Book Review: Education of a Poker Player by Herbert Yardley1 year ago
Herbert O. Yardley lived on hell of a life. Born in 1889, he started out working the telegraph office for a railroad around the end of the Taft era. He was 14 at the time.
When America joined the First World War in 1918 he volunteered to work in the Signal Corps and was put to work breaking the Japanese embassy’s diplomatic codes. He was even involved in the arrest of Lothar Witske a German saboteur who was infamously arrested crossing into the US via Mexico.
After the war Yardley helped to found the sinisterly monikered Black Chamber, on of the early organisations that went on to be amalgamated into the equally sinister National Security Agency. Then when the Second World War came calling he shipped out to China to help run counter-intelligence ops against Japanese and German espionage.
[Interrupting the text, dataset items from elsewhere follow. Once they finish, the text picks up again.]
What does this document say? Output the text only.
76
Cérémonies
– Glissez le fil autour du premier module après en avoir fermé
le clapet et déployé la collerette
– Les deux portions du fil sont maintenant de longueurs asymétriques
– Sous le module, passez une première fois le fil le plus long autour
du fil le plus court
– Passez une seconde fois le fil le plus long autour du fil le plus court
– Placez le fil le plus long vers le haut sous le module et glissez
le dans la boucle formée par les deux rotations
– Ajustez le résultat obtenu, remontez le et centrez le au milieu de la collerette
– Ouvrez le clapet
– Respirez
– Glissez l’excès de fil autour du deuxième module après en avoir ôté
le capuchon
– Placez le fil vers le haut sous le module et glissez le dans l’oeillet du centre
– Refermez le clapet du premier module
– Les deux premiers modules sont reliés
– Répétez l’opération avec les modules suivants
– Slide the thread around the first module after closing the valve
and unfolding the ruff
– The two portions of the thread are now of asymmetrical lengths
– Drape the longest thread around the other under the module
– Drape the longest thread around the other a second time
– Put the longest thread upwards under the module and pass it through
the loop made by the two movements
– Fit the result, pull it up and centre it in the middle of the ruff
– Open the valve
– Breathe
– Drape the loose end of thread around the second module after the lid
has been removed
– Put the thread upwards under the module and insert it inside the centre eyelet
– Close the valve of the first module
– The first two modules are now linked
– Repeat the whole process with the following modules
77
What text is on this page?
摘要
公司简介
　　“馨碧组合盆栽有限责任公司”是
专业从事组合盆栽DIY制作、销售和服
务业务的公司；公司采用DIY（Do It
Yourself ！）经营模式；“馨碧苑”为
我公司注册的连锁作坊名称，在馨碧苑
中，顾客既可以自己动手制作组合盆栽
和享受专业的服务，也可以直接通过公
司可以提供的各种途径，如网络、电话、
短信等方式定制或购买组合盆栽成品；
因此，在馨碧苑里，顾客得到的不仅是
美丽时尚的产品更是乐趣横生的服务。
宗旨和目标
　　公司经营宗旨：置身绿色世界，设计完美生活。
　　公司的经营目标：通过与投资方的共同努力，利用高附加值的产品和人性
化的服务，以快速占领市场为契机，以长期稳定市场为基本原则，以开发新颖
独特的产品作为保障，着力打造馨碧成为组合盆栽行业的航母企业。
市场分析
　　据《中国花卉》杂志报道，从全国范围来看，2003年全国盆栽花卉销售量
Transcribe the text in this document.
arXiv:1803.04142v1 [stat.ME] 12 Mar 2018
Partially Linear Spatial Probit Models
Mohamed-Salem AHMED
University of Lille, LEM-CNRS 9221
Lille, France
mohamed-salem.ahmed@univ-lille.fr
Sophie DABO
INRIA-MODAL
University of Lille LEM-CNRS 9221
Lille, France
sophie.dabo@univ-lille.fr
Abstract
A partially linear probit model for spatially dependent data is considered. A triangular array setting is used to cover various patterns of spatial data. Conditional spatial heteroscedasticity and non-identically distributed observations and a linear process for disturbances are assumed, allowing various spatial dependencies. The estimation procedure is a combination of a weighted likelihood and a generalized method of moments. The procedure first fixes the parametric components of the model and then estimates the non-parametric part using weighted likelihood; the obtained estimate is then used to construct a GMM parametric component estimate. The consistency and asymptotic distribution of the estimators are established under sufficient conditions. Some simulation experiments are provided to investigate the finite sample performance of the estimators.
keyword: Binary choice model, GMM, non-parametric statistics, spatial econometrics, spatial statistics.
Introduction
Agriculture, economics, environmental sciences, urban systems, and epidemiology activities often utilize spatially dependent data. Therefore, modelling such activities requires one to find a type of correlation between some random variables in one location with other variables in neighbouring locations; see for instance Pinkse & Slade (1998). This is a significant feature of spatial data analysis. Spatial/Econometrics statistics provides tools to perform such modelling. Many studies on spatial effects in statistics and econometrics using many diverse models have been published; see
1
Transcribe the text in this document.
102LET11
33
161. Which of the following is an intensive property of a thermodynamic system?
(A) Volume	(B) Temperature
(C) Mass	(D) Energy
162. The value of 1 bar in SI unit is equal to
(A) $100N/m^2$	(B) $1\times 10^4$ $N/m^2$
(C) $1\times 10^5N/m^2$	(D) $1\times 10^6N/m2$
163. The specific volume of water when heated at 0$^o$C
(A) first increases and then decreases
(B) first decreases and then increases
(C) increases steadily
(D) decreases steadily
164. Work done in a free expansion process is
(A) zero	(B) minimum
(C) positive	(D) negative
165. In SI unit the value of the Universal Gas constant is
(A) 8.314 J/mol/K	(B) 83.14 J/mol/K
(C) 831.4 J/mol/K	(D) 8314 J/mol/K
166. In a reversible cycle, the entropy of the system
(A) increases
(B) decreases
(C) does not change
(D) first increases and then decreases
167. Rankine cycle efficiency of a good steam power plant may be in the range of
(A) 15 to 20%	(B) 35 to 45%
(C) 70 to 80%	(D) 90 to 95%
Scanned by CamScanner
Before he died in 1958 he wrote plenty; about spying mostly, and code-breaking. He tried fiction and biography and text books too and none got much traction although one of his novels did get adapted to the silver screen. But just before he shuffled off, in 1957 to be precise, he published The Education of a Poker Player: his poker-biography-cum-strategy guide. Ian Fleming picked it up at some point and, admiring the book for its ‘zest, blood, sex, and a wry humour reminiscent of Raymond Chandler,’ he took it to his publisher and the book suddenly took off. The book is still in print today and Yardley is a minor celebrity to poker players of a particular age, often being their first guide to the game.
This was the poker bible before Doyle published Super/System, and that is both its strength and its major failing. It is old fashioned.
As a collection of poker anecdotes it is fascinating, taking the reader back to the smoke filled gangland poker rooms of pre-war America and to exotic Chunking hotels where diplomats and international men of mystery vie for the fate of the world as well as each other’s bankrolls.
On the other hand as a book of poker advice it is largely useless. Pre-game theory and largely ignorant of the mathematics of probability it is a guide to playing solid tight aggressive poker which is fine for a beginner but the choice of game leaves a lot to be desired. If you are still playing 5-stud, jacks-or-better draw, and you still view seven card stud games to be a bit new fangled this is the book for you. Hold’em doesn’t get a look in and no one in it has even heard of Omaha and probably won’t until long after they’ve passed away.
But if you’re a fan of the old world of poker, before even people like Amarillo Slim and Puggy Pearson were catching the hustle-bug, this is definitely for you. Just make sure you go in thinking The Cincinatti Kid and not Rounders; you won’t be disappointed.